We walked into a barn where they were building a hospital stall, to continue to provide top-notch care on site for the equine residents, and during the course of my visit it became evident how much Blowen’s compassion and kindness for these horses extends to people too.  He gave me a glass that had been especially made to honor Silver Charm, and even gave me an Old Friends magazine before I left.  I was so grateful for those gifts, on top of getting the personal tour and hearing all his stories about the retirees we visited.  Like he said, there are many good stories in racing too, but they don’t get told or heard as often as the more negative ones, because a lot of people in racing are too humble to tell them.  That too is why this farm is a wonderful asset to the racing world, even as these horses’ racing days are over.  Blowen does tell those good stories to anyone who visits.  It was great to hear of all the people, whether they are the horses’ former connections or just people who loved the horses for one reason or another, that continuously donate to their care or have set up funds for some of the horses, and the former connections that will come and visit the horses they either trained, owned, or rode.
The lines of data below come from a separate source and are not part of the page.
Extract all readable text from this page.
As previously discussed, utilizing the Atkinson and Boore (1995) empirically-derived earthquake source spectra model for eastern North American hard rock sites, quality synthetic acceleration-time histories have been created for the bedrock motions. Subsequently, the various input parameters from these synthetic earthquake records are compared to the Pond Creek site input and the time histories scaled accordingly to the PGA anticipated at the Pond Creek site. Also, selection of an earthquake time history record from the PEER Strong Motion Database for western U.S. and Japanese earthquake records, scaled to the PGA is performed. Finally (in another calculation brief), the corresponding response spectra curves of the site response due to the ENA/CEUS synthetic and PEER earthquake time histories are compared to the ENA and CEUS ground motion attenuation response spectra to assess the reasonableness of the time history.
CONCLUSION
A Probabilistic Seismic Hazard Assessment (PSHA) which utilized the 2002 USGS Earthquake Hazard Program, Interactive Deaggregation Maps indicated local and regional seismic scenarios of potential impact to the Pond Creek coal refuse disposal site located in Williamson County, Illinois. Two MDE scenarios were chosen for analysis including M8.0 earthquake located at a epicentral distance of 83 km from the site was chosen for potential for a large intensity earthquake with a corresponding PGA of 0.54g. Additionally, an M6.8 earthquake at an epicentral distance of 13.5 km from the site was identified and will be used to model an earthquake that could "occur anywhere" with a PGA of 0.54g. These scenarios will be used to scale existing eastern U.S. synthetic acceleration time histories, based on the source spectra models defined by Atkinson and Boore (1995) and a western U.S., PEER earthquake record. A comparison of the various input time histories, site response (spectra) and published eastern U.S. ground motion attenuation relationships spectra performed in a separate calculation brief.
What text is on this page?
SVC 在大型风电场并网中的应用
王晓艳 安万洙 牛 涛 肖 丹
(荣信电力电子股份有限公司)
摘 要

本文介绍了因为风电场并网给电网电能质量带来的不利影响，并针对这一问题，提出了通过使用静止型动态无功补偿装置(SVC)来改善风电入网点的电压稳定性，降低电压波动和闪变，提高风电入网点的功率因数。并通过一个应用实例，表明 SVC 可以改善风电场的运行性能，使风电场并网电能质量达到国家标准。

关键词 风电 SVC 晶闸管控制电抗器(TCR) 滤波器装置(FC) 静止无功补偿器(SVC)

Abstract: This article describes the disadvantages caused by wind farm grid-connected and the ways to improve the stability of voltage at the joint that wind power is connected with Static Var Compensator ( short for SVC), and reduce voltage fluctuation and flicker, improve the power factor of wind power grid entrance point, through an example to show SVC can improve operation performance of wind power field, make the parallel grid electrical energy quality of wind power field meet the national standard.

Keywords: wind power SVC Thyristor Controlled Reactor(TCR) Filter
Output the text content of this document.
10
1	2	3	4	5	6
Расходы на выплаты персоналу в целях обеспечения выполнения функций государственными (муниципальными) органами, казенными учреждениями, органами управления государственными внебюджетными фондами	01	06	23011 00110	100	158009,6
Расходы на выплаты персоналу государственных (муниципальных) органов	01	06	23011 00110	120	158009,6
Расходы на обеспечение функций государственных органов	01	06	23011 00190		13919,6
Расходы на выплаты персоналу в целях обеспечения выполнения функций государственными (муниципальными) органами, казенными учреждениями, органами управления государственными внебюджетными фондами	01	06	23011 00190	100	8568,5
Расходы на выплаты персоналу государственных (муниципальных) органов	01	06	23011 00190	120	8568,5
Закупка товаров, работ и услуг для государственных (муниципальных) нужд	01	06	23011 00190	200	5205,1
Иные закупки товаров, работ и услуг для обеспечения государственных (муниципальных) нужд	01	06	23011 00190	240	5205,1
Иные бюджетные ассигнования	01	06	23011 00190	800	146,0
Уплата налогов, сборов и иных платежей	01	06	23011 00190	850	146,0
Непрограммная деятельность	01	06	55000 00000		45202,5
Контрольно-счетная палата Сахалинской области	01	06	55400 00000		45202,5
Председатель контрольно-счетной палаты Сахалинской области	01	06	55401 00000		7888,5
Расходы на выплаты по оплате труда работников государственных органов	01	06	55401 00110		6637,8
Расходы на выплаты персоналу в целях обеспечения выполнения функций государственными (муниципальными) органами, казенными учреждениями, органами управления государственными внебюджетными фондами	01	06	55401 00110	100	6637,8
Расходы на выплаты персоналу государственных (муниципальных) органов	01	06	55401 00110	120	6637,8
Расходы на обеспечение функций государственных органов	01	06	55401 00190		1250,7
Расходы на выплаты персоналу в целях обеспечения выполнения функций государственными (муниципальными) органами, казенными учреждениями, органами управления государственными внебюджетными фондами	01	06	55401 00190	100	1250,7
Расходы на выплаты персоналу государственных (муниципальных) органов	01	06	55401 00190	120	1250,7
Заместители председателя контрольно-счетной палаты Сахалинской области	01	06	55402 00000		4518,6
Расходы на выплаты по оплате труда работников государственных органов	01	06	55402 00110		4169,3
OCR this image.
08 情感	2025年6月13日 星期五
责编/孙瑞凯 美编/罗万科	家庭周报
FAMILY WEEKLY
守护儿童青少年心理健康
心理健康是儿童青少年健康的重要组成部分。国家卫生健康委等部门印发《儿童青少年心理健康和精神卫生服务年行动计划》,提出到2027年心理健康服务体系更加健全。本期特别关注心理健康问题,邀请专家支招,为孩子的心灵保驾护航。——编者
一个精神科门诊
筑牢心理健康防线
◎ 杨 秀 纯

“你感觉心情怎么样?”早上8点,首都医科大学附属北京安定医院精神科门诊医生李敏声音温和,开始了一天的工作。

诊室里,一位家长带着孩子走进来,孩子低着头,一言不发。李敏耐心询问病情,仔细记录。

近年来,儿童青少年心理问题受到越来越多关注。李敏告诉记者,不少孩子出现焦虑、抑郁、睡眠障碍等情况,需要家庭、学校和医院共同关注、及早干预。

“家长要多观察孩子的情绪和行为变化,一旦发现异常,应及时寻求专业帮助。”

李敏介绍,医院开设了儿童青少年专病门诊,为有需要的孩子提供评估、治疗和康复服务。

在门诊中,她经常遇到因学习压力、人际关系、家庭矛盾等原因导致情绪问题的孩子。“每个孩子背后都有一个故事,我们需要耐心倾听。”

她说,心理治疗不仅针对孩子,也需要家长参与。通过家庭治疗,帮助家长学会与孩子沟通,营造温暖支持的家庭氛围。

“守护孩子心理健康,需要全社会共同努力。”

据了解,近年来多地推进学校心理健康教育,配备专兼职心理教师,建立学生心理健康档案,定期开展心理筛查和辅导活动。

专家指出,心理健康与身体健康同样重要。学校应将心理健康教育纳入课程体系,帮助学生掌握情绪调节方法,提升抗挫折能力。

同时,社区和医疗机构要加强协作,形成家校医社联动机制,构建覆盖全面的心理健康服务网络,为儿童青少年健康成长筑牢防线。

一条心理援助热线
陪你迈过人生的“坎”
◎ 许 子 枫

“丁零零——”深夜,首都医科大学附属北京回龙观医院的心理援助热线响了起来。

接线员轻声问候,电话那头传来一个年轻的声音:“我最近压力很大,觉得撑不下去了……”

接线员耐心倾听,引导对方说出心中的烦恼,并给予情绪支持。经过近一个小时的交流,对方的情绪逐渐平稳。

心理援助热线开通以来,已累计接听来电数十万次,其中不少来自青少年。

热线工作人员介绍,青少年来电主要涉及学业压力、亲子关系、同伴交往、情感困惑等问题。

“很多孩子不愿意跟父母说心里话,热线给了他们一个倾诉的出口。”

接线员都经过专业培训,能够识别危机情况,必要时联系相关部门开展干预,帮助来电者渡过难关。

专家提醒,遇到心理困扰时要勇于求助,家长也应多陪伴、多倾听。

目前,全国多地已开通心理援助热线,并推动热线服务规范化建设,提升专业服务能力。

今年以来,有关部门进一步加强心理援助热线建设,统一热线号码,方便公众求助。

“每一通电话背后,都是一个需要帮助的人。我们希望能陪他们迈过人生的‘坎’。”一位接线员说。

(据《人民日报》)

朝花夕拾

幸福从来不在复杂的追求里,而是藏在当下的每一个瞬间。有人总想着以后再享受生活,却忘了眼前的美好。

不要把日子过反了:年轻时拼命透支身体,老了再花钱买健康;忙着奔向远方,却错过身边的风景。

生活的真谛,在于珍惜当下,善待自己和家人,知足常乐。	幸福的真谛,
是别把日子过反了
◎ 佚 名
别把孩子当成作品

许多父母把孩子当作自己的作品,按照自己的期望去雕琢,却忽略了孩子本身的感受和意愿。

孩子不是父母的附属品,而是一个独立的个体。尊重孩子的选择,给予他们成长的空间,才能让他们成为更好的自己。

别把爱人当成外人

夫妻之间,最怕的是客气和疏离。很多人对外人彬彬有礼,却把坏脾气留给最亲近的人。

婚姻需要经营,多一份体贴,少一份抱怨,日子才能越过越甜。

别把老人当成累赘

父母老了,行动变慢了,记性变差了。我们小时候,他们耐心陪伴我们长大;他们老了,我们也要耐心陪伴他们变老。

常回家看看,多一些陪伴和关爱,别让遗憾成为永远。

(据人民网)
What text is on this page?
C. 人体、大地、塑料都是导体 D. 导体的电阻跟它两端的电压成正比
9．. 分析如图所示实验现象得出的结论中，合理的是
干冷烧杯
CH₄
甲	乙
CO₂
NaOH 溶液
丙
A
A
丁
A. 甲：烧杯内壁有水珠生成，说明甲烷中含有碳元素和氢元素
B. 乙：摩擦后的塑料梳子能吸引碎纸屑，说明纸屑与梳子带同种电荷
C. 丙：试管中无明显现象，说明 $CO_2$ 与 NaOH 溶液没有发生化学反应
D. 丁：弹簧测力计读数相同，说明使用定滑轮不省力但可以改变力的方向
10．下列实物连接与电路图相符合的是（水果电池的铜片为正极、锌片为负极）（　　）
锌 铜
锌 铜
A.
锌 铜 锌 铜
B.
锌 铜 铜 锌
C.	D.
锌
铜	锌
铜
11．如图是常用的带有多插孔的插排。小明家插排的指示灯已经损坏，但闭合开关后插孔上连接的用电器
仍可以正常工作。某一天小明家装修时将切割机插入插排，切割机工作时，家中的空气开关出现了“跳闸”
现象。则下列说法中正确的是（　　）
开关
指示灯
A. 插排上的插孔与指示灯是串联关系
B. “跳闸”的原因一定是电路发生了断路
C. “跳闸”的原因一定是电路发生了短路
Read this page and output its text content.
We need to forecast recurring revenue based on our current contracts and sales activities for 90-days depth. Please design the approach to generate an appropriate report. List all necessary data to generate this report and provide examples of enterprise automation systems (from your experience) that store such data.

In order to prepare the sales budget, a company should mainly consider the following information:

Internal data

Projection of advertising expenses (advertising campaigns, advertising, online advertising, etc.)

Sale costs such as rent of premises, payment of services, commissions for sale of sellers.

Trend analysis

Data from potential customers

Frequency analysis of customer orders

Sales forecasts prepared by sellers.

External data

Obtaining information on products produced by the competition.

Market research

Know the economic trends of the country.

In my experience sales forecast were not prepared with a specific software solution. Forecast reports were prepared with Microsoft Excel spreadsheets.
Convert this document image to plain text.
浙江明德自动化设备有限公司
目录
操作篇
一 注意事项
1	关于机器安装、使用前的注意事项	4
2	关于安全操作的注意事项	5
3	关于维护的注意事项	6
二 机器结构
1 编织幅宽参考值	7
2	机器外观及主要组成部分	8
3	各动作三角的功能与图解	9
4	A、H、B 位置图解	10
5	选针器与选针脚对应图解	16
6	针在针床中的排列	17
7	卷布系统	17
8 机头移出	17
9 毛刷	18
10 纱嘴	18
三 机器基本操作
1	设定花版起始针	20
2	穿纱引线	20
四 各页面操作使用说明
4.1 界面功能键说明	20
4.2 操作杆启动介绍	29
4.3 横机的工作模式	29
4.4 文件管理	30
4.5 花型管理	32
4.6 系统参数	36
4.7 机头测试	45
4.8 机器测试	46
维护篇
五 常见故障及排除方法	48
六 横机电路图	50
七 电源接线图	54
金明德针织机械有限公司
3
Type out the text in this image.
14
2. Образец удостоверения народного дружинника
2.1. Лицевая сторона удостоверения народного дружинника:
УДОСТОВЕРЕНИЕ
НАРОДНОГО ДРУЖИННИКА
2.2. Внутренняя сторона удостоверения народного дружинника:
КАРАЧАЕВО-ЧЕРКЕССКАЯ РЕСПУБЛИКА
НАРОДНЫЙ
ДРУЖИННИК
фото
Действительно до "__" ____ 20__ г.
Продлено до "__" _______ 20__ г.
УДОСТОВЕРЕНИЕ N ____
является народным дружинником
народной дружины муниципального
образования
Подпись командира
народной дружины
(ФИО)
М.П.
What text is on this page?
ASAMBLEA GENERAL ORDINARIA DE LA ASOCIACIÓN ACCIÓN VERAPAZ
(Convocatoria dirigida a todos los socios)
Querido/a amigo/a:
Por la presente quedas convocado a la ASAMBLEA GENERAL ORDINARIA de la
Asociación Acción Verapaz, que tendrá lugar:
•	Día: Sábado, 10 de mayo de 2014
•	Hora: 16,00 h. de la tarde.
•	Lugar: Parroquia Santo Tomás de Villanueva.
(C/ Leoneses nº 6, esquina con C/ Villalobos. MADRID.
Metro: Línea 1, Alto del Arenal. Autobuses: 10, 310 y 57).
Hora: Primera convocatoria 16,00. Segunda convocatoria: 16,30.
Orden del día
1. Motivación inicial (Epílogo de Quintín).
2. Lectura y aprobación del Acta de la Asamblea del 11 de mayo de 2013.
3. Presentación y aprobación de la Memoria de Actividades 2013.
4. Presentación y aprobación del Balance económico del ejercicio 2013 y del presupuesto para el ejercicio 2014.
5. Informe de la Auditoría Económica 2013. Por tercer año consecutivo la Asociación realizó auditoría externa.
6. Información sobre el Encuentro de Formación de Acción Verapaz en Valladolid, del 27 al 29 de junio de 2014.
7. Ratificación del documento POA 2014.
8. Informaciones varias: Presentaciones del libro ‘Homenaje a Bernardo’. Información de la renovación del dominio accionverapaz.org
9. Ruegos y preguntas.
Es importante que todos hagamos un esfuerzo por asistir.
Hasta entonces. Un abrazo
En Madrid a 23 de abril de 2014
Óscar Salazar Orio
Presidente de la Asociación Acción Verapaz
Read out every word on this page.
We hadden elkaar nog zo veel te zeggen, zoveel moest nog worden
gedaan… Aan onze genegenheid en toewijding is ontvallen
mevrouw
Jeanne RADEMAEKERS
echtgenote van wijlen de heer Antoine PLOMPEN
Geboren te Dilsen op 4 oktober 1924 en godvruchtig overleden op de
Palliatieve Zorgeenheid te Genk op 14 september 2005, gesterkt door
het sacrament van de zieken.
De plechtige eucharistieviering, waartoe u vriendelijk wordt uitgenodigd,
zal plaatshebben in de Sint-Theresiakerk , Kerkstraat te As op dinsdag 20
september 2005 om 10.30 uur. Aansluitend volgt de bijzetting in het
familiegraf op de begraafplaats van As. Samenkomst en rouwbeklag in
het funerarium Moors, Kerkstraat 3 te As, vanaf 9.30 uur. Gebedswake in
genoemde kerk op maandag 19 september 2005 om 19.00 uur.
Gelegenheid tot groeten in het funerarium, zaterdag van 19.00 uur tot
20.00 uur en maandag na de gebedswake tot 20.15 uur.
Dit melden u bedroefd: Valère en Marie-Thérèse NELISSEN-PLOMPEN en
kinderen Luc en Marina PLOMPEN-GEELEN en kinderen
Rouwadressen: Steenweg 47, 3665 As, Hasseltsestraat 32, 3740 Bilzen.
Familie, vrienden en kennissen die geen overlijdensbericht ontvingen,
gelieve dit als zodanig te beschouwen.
It’s been said from time to time, when explaining why a farm like this is necessary, that racehorses don’t have retirement plans, but for those fortunate few, that is no longer true once they find their way to Old Friends.  At that point, the deep roots of Blowen’s dream, the “to-the-stop-sign/as far as the eye can see” expansion, ripples through their lives, with all the loving care and carrots they could want.

I walked away from my visit, once more renewed in spirit.  Old Friends is a treasure, not just for its horses, but for the people who walk through the gates too.  If you’ve ever had the love of horses take root until it’s like another vital part of you,  you know exactly why.